No pasó mucho tiempo para que dicha institución se posicionara en primer lugar en lo que a la carrera de Medicina se refiere, tanto en cantidad de alumnos como en calidad de enseñanza.
El golpe de la mafia y la etapa en la "llanura"
Esta favorable situación hizo que cierto personaje, "dueño" de la frontera (hoy ya fallecido), fijara la mirada en una Universidad que iba creciendo día a día a pasos agigantados. En un golpe típico de la mafia fronteriza, este personaje llegó hasta los propietarios y, a punta de fusil apuntándole a la cabeza, hicieron firmar a AKB su renuncia, disfrazada de "retiro voluntario". Peor aún, le prohibieron activar en un rubro similar; podía hacer cualquier cosa, menos algo relacionado con la educación universitaria, específicamente en la carrera de Medicina.

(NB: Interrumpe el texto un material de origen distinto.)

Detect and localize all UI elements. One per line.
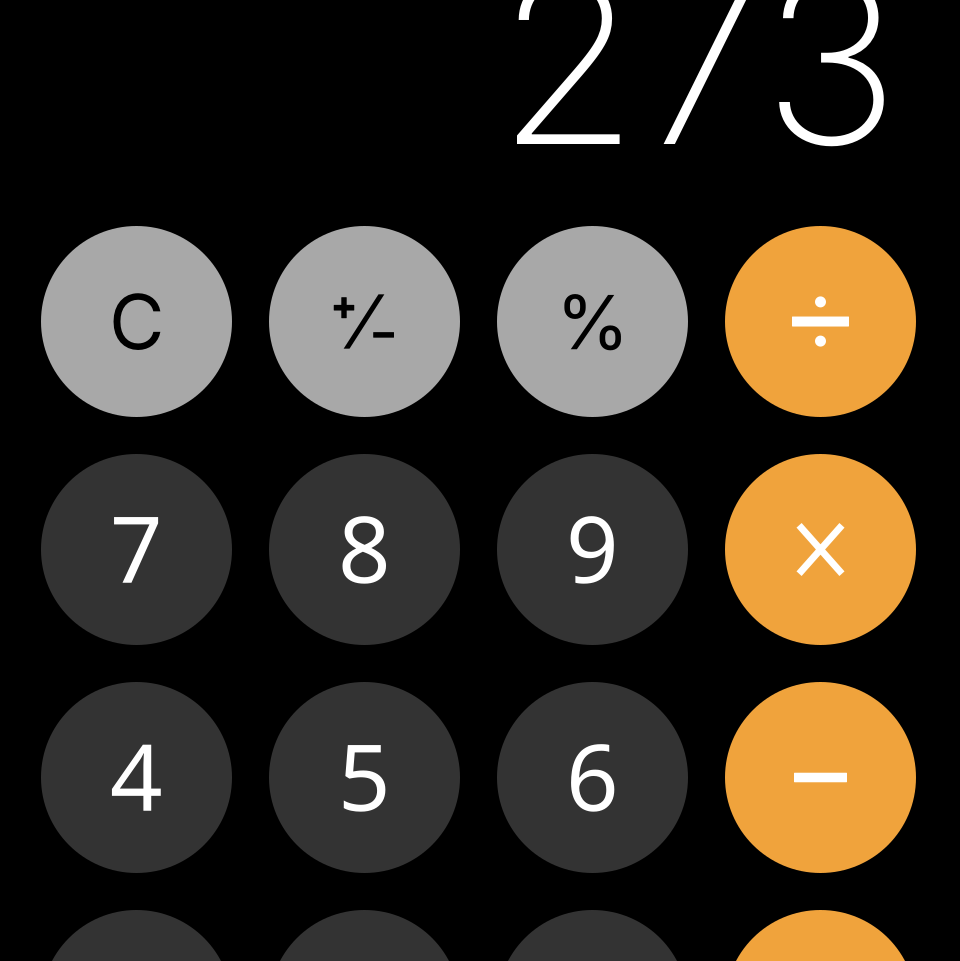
button[interactable]: C bbox=[41, 226, 232, 417]
button[interactable]: % bbox=[497, 226, 688, 417]
staticText: 8 bbox=[338, 486, 391, 608]
staticText: 6 bbox=[566, 714, 619, 836]
button[interactable]: 3 bbox=[497, 910, 688, 961]
button[interactable]: 6 bbox=[497, 682, 688, 873]
button[interactable]: Plus Minus bbox=[269, 226, 460, 417]
staticText: 7 bbox=[110, 486, 163, 608]
staticText: 9 bbox=[566, 486, 619, 608]
button[interactable]: Divide bbox=[725, 226, 916, 417]
button[interactable]: 4 bbox=[41, 682, 232, 873]
staticText: % bbox=[556, 277, 629, 367]
button[interactable]: 2 bbox=[269, 910, 460, 961]
button[interactable]: 5 bbox=[269, 682, 460, 873]
button[interactable]: 8 bbox=[269, 454, 460, 645]
staticText: 4 bbox=[110, 714, 163, 836]
button[interactable]: 7 bbox=[41, 454, 232, 645]
button[interactable]: Add bbox=[725, 910, 916, 961]
button[interactable]: Multiply bbox=[725, 454, 916, 645]
button[interactable]: Subtract bbox=[725, 682, 916, 873]
button[interactable]: 1 bbox=[41, 910, 232, 961]
button[interactable]: 9 bbox=[497, 454, 688, 645]
staticText: C bbox=[109, 276, 165, 368]
staticText: 273 bbox=[496, 0, 900, 200]
staticText: 5 bbox=[338, 714, 391, 836]
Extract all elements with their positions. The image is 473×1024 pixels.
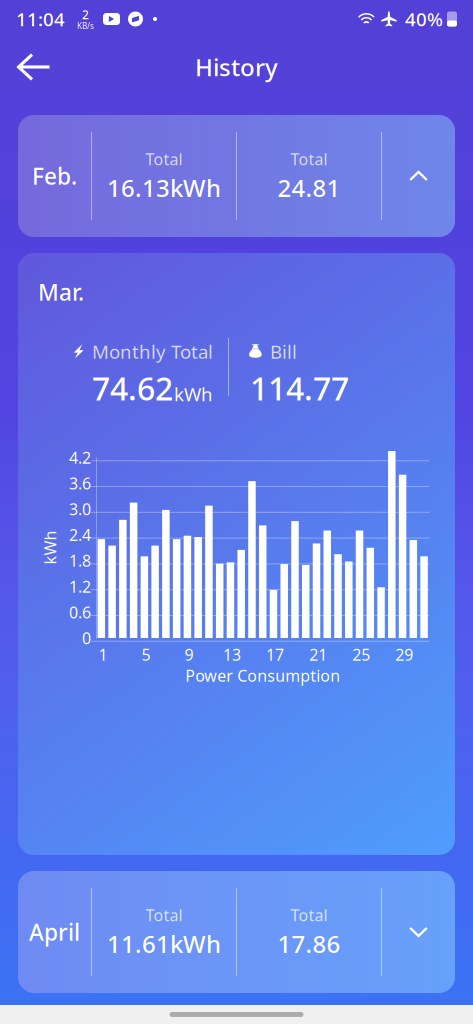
staticText: 3.6 [69, 473, 91, 494]
staticText: Total [290, 904, 328, 926]
staticText: 21 [309, 644, 327, 665]
button[interactable]: April [18, 871, 455, 993]
staticText: 24.81 [278, 172, 340, 204]
staticText: KB/s [77, 21, 94, 31]
staticText: 11.61kWh [107, 928, 221, 960]
staticText: 1 [98, 644, 108, 665]
staticText: Bill [270, 339, 297, 364]
staticText: Total [146, 148, 182, 170]
staticText: Power Consumption [185, 665, 340, 686]
staticText: 114.77 [250, 367, 349, 409]
staticText: Total [146, 904, 182, 926]
staticText: 11:04 [16, 7, 65, 31]
button[interactable]: Back [0, 44, 64, 90]
staticText: 2 [82, 7, 89, 23]
staticText: Total [290, 148, 328, 170]
staticText: Mar. [38, 277, 84, 307]
staticText: 2.4 [69, 524, 91, 545]
staticText: 1.2 [69, 576, 91, 597]
staticText: April [29, 917, 80, 947]
staticText: History [195, 51, 278, 83]
staticText: 1.8 [69, 550, 91, 571]
staticText: 13 [223, 644, 241, 665]
staticText: Monthly Total [92, 339, 213, 364]
staticText: 74.62 [92, 367, 173, 409]
staticText: 0.6 [69, 602, 91, 623]
staticText: Feb. [32, 161, 77, 191]
staticText: 3.0 [69, 498, 91, 520]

Fue así como, por un tiempo, AKB pasó a administrar un céntrico restaurante mientras buscaba una Universidad dispuesta a operar en Pedro Juan Caballero. Esa etapa en la "llanura" no hizo mella en sus intenciones; siguió en su labor temporal hasta que, de repente, la suerte volvió a sonreírle. Con la muerte del "dueño" de la frontera, contactó de inmediato con los directivos de la Universidad Central del Paraguay (UCP), la cual comenzó a operar en el local de la exyerbatera Milmate.
Crecimiento y compromiso social
No pasaron más de cuatro años para que la UCP contara con un enorme local propio denominado "Centro Tecnológico". A la par, aumentaba la cantidad de alumnos que ingresaban en la misma medida en que otros egresaban.
Con este panorama, y contando ya con médicos egresados de la propia Universidad y alumnos de los últimos dos años, se habilitaron varios centros de atención médica gratuita con provisión de medicamentos en distintos puntos de la ciudad. De esta forma, se suplieron las deficiencias que se registran en el Hospital Regional y en el puesto de salud del barrio Obrero.
El Hospital Binacional: Un sueño en marcha
Desde que se posicionó como un referente importante en el ámbito de la Medicina, AKB tenía una idea fija que nunca dejó de lado: construir un Hospital Binacional. Un centro asistencial que no distinga nacionalidad, raza, credo, edad ni color de piel, que atienda en todas las especialidades y esté equipado con tecnología de última generación, acorde a los grandes hospitales referentes a nivel mundial.
Por mucho tiempo, AKB golpeó puertas tanto en Brasilia como en Asunción e Itaipú, buscando la financiación que permitiera la concreción de esa gran obra. Tuvo promesas de todos lados, pero ninguna de estas entidades hizo el anuncio con el que Aparecido Karlos Bernardo sorprendió ayer a la comunidad fronteriza: la próxima construcción del tan anhelado Hospital Binacional, cuyos detalles e inclusión de financiamiento se darían a conocer oportunamente.
Un legado que merece reconocimiento
Independientemente de los detalles técnicos, lo que es digno de resaltar es la actitud de AKB. En estos momentos está enfrentando un gran desafío al hacer tamaño anuncio que, así como alegró a muchos, también tiene sus detractores. Estos lo cuestionan por el simple hecho de no darle su real valor a alguien que ha hecho —y está haciendo— por la frontera lo que muchas autoridades no lograron en más de un siglo de existencia.
Muchos dirán ahora que todo lo hace porque tiene aspiraciones políticas. Y sí, las tiene, como otros también las tienen; solo que AKB ya venía haciendo cosas buenas mucho antes de tener dichas aspiraciones.
¿Acaso no ha hecho ya suficientes méritos para ser merecedor de un homenaje de agradecimiento?